For frogmetrics interviews, we did screen sharing sessions. You get to watch them code in their native environment, and see how they tackle the kinds of problems you'd be paying them to solve. In fact, the project we gave everybody was the next big feature we needed to implement, and the guy who won the job just brought his already-completed code along with him.
Does it sound right to you that your next big feature can be implemented during an interview, before the candidate is even hired?
I know, you didn't mean that it was all completed, but still... how much free work can you get from people before it's called abuse? If you had said "the guy who won the job just brought the best ideas with him", I'd be all happy.

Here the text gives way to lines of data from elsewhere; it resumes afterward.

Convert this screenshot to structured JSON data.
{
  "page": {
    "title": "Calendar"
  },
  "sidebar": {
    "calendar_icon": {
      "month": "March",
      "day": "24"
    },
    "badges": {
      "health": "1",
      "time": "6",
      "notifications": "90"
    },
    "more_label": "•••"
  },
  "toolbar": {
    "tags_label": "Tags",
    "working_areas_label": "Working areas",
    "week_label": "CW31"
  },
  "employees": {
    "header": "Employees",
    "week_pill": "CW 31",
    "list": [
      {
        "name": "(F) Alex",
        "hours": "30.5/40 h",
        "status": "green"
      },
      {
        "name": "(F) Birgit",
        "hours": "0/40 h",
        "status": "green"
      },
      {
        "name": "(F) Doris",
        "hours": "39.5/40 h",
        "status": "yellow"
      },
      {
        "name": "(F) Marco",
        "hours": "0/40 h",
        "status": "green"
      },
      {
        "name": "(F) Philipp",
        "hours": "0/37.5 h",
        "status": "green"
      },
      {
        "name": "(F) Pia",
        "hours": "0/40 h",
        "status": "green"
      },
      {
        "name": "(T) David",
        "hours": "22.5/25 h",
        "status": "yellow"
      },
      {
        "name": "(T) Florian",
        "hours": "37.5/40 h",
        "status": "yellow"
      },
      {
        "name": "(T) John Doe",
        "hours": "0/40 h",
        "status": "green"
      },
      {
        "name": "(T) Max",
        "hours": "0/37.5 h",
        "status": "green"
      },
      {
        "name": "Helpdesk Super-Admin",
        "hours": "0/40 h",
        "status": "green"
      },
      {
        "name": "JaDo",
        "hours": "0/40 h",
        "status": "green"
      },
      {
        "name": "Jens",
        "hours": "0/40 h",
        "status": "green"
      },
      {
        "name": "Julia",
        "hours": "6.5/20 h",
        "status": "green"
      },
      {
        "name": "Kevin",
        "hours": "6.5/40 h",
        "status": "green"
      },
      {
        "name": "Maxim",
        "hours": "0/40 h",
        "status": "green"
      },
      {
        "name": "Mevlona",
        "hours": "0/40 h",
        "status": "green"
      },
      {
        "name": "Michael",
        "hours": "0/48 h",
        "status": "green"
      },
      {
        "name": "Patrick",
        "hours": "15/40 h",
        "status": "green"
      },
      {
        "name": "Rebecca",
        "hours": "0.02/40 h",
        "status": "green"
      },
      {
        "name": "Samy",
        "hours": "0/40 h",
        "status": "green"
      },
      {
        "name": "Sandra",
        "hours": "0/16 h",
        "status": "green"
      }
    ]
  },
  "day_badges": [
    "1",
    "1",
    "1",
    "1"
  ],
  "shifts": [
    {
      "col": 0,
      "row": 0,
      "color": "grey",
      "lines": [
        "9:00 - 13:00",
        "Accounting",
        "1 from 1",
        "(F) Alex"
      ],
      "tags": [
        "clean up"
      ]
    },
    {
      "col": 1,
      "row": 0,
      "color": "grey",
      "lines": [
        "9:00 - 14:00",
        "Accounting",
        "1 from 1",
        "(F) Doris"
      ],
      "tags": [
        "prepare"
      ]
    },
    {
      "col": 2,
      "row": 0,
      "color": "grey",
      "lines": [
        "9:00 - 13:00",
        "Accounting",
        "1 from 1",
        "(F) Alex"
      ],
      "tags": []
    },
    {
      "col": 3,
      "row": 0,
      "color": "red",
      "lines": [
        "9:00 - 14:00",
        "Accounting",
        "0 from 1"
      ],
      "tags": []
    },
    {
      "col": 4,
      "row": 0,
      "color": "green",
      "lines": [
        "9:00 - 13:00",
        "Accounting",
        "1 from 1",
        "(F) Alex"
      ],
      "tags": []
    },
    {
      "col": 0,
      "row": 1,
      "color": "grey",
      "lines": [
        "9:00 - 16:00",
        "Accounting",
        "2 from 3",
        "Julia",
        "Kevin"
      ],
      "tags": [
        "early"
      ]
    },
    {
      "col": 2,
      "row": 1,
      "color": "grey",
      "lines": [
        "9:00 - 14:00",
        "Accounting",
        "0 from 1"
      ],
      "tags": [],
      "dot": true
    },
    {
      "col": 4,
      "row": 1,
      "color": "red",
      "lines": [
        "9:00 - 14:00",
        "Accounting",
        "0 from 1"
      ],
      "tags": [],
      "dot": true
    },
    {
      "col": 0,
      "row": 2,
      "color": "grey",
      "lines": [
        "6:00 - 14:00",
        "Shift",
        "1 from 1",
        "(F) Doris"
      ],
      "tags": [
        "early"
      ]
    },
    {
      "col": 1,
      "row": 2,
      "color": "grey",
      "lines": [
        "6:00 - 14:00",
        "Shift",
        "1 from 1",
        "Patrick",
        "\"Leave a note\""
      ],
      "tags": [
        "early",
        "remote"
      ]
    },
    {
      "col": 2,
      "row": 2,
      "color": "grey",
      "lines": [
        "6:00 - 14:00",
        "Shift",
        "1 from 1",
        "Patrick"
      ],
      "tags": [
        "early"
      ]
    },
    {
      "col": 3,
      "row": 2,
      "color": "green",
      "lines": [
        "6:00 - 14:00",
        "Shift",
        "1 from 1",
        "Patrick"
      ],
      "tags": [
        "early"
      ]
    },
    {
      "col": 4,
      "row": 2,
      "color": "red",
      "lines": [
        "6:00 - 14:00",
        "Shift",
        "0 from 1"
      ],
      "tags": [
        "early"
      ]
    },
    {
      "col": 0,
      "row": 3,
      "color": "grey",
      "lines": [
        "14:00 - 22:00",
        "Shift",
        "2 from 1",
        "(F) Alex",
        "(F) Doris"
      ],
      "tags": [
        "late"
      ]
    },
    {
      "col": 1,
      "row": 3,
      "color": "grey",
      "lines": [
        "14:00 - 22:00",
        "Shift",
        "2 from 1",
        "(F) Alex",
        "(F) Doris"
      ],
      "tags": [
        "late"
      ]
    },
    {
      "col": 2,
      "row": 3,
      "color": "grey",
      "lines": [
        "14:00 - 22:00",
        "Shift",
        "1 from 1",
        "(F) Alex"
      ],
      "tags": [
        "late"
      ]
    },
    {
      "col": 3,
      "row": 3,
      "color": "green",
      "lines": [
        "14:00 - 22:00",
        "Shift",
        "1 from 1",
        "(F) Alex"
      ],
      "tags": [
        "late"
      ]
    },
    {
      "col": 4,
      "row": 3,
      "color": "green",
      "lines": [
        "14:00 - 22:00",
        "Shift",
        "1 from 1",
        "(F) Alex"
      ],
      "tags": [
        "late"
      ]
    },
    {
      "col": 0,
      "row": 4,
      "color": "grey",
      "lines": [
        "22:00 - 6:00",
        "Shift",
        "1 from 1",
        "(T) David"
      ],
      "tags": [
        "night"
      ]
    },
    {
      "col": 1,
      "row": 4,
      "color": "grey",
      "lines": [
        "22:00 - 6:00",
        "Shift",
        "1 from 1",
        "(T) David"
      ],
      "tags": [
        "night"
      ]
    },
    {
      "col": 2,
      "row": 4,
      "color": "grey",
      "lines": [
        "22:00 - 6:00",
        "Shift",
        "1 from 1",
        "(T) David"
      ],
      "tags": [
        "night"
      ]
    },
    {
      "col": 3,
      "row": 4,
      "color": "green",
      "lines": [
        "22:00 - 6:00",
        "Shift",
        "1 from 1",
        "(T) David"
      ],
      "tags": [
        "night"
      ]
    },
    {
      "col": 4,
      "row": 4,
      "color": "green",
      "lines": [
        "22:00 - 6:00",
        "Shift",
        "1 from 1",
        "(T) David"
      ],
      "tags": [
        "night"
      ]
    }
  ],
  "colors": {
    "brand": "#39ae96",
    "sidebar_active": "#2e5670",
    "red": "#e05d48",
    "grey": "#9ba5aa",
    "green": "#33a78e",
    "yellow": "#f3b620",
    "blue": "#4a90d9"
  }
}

1. We only used code from the guy who won, and he never saw the other submissions.
2. The interview project was time boxed to 24 hours. The guy who won did it in about 9 hours.
The actual feature is big, and has lots of edge cases: our devices need to be able to update themselves when new versions become available, roll back if there's an error, archive past versions, and never, ever end up in a state where they're bricked. The applicants did a small toy implementation of this functionality. The guy who won wrote good enough initial code to be used as a foundation for the rest.
They didn't say that the code from candidates that weren't accepted was used, just the code from the one that was. I suppose you prefer that interview coding tasks be arbitrary and wasted effort rather than put to good use?